When I first started running in 2010, I was slow. I would walk/run most of my training runs, even the short ones. It was a huge feat for me must to finish my first half, which was at a lightning fast 12:01pace. My neatly organized google doc of all my running times tells me that over the past three years, I’ve shaved over a minute off of my average pace during races. Before the Disneyworld Marathon I was doing speedwork in hopes of a PR. The nagging ITBS derailed this plan and I had to switch to the just finish mentality. Post marathon I’m hovering around a 10-10:30 pace. A couple of workouts this week even made it under the 10 minute mile pace (just under 10 at 9:57, but under!). I feel fast. I feel strong.

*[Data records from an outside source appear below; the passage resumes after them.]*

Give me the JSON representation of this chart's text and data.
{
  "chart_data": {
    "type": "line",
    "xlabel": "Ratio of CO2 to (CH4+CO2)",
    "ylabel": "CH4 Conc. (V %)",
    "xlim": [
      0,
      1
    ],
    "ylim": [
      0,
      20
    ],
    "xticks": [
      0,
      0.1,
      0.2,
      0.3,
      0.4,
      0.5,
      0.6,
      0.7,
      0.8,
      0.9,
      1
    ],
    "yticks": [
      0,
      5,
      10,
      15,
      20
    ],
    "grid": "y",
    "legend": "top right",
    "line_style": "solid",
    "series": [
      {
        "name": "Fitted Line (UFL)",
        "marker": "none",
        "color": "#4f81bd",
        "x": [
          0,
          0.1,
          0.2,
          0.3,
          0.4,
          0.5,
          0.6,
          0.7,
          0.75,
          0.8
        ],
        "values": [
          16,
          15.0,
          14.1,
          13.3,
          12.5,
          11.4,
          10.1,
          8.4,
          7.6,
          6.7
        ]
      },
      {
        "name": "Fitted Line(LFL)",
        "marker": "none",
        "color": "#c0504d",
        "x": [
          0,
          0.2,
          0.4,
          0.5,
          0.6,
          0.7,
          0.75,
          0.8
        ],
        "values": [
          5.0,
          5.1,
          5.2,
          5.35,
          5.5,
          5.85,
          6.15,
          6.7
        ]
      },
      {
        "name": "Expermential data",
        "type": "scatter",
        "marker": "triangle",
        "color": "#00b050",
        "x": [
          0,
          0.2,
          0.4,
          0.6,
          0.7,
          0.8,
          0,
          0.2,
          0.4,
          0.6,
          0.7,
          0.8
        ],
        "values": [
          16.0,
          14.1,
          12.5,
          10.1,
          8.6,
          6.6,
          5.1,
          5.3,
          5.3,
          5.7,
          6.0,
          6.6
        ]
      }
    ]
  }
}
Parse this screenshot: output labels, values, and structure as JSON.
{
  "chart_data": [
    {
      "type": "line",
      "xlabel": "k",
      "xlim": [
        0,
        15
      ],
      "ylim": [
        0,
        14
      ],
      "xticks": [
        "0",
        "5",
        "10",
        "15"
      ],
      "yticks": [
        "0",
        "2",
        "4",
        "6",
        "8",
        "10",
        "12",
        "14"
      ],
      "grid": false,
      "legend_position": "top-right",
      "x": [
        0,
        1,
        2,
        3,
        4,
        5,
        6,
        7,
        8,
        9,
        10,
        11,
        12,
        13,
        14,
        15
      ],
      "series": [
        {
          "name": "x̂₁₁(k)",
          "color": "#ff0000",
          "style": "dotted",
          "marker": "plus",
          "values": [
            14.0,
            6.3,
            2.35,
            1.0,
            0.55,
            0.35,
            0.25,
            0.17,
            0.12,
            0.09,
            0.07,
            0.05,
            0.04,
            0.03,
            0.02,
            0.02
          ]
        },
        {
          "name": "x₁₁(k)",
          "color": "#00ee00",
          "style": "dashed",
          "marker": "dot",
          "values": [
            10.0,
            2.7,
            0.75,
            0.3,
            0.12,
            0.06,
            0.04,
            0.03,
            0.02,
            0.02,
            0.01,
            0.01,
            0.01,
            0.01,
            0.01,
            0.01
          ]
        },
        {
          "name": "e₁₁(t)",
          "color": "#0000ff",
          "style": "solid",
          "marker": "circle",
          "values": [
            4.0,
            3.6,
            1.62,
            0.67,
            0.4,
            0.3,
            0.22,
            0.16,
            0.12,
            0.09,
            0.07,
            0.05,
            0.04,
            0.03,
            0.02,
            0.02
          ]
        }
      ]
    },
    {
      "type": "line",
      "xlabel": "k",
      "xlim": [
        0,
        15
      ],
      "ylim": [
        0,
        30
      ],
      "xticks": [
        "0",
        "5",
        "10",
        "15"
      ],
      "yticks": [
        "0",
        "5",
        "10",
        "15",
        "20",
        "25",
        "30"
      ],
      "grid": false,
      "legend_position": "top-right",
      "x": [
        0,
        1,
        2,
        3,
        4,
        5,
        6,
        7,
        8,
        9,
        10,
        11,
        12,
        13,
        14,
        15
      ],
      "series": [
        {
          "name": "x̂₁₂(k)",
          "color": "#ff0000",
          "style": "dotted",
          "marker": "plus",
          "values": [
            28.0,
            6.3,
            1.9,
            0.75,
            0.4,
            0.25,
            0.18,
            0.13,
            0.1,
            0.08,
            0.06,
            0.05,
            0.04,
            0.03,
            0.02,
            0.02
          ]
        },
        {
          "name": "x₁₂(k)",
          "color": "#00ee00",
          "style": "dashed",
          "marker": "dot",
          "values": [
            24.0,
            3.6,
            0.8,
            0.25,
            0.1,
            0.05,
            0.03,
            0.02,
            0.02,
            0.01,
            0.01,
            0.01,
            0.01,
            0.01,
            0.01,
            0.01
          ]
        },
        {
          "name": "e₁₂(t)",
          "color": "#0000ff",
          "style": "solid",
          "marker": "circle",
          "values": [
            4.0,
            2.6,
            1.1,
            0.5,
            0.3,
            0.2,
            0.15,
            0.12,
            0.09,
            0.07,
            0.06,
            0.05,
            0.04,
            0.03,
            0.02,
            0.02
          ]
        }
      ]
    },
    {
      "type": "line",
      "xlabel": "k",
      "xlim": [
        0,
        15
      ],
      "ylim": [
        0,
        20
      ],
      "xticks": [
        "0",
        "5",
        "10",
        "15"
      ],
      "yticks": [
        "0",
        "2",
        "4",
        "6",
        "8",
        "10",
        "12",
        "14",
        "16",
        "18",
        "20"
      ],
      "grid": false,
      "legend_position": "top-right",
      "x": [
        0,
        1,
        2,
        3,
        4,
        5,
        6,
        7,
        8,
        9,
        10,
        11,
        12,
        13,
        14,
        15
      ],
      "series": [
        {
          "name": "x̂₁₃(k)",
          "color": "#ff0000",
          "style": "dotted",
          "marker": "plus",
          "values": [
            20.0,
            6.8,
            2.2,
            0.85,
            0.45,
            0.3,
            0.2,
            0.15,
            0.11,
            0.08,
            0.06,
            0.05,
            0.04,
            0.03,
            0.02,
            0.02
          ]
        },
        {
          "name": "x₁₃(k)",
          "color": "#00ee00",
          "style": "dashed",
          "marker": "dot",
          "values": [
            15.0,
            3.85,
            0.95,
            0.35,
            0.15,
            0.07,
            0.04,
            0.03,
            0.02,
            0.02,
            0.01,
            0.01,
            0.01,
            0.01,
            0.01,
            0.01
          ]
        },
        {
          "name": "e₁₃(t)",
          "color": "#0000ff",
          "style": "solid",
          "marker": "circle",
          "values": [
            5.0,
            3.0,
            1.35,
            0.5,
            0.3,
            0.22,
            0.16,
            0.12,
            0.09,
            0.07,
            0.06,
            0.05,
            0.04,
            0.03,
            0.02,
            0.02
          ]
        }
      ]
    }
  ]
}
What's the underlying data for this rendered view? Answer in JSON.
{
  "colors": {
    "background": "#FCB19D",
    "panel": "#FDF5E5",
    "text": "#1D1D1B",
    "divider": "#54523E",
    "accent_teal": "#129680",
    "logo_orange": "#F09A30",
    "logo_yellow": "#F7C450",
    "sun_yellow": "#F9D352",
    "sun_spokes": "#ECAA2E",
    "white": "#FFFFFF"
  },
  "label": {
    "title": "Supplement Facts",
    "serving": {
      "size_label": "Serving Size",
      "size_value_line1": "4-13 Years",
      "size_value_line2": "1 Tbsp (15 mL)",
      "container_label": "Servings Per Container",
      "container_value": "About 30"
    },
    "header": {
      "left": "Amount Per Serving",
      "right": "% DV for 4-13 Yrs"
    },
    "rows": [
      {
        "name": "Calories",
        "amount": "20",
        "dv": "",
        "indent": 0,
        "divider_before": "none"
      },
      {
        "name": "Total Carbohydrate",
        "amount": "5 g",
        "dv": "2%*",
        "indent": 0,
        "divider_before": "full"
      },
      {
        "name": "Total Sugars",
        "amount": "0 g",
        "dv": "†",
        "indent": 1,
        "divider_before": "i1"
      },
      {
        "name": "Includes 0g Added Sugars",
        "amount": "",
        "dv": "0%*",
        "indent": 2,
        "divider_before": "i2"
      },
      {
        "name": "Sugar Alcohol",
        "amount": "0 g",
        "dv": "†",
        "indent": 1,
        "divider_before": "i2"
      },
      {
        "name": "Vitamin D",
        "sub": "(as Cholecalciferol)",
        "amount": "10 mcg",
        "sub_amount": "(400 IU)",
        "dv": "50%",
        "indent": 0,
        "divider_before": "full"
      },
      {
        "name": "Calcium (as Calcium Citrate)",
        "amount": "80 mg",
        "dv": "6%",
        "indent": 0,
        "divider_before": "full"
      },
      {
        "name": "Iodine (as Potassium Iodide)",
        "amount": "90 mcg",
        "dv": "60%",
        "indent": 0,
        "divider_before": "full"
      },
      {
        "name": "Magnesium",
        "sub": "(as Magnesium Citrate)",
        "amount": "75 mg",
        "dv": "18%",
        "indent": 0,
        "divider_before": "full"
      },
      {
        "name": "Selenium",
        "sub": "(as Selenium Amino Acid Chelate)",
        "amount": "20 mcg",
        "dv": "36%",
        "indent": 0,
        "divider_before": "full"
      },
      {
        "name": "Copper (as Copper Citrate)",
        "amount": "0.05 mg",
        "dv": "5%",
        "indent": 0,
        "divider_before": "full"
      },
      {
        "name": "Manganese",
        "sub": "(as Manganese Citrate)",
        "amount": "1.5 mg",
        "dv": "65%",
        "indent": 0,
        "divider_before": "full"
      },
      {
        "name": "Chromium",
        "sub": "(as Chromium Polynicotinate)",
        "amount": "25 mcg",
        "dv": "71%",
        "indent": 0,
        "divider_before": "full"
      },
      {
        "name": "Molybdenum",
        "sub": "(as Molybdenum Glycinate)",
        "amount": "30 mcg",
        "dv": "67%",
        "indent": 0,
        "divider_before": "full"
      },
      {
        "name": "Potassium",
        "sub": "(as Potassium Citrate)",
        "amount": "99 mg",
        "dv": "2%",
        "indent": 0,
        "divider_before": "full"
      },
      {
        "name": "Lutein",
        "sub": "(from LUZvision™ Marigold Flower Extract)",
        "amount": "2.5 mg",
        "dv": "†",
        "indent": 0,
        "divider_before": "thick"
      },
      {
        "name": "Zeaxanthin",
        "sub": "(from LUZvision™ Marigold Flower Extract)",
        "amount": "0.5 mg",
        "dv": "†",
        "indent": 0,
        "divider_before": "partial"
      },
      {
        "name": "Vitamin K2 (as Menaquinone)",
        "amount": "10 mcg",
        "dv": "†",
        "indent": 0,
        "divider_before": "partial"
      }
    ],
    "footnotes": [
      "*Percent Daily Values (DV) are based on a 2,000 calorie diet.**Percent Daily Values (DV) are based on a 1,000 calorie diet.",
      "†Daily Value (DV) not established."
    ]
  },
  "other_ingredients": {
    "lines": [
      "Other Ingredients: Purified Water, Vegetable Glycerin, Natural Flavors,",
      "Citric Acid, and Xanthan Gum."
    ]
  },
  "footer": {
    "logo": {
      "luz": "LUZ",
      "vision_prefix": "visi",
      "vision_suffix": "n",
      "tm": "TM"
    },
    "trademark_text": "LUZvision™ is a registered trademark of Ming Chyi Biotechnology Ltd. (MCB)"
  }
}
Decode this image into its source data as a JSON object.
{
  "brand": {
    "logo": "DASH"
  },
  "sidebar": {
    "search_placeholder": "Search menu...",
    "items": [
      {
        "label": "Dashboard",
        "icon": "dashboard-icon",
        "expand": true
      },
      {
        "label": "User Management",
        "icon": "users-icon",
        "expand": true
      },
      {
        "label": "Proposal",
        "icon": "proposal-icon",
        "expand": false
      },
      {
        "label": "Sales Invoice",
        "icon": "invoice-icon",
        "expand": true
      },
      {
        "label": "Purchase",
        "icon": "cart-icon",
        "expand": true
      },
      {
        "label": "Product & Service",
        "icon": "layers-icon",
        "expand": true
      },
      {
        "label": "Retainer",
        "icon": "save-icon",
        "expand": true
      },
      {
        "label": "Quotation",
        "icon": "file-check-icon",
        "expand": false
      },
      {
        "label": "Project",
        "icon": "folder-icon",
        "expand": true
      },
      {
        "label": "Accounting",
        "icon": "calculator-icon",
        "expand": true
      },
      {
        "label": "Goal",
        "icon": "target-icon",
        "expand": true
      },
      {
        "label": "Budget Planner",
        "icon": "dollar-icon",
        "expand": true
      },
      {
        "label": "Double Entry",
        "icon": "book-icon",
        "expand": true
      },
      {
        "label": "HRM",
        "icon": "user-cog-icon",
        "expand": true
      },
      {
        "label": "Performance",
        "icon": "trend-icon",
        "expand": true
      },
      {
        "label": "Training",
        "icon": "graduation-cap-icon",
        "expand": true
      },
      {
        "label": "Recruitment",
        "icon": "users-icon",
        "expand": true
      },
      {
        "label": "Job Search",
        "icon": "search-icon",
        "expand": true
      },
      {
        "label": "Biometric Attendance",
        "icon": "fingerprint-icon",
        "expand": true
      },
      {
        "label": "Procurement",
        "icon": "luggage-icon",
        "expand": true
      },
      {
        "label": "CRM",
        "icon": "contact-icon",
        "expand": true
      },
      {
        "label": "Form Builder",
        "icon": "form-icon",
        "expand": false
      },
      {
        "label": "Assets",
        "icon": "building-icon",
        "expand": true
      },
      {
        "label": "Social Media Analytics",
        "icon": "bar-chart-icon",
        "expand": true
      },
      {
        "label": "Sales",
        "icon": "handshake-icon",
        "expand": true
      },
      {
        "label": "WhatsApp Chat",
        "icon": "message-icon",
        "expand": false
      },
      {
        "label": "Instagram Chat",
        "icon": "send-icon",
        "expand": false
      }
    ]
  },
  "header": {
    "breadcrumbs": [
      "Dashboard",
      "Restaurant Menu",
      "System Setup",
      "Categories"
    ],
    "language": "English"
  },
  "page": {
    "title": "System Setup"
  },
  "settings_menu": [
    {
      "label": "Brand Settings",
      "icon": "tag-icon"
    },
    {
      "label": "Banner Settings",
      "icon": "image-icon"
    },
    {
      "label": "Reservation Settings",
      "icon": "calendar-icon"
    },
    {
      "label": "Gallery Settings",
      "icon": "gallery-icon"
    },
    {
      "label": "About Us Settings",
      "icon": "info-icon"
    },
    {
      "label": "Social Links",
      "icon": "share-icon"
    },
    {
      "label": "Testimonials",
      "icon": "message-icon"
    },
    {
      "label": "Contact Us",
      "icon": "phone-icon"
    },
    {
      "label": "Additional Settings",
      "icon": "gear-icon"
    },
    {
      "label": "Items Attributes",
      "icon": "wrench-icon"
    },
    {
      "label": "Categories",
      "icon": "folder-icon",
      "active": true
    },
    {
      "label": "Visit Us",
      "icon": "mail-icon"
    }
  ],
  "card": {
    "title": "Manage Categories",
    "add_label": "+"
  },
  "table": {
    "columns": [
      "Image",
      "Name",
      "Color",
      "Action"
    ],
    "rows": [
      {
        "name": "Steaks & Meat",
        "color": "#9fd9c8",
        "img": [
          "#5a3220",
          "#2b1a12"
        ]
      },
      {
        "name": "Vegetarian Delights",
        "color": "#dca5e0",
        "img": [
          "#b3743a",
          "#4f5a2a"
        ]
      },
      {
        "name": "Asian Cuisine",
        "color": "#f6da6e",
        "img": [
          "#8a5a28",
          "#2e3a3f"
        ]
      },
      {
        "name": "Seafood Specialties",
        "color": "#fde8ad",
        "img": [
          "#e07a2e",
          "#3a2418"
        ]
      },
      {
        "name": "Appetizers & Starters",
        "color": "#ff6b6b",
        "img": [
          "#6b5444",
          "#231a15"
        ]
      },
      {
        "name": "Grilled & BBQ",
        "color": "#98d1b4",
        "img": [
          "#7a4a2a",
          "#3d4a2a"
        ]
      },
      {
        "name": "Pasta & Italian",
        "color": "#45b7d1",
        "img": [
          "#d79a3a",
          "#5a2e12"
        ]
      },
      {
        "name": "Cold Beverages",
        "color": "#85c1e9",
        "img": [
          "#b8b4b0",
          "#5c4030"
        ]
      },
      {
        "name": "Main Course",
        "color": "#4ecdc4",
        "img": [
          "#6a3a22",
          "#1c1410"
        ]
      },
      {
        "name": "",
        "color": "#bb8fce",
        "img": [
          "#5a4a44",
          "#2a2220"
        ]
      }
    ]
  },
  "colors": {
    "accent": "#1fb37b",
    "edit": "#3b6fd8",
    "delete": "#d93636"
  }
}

I started searching some twitter running hashtags and saw people posting about their 7 minute, 6 minute, 5 minute mile times. And then I felt slow again. The happy running high was quickly deflated. Why do I think I can call myself a runner? When people find out I’m a runner and want to talk about it, I always disclaim it with, “Oh yes, but I’m slow.” I guess there’s always been a part of me that has never felt like a “real runner” because of my speed, or lack thereof.
But then I remembered that it’s never been about being the fastest runner. It’s about keeping my body physically fit. It’s about release. It’s about physically challenging myself. It’s about having a stress reliever and the space to let my mind work through some tough life issues on a long run. It’s about pushing myself to things I never thought possible (half marathon, marathons, heck even five miles was an accomplishment when I first started out – when I was in elementary school I almost flunked out of PE because I refused to run). It’s about being out in nature and getting to enjoy and bask in its beauty. It’s about helping discover the wonder of running . It’s about learning life lessons.
I know I’ll never be the fastest (short girl with short legs, not exactly the natural born runner), but this won’t stop me from trying to improve and push myself to new limits and it also shouldn’t stop me from proudly declaring that I am a runner.
(via Our Time to Change)
A mile is a mile, and I am a runner.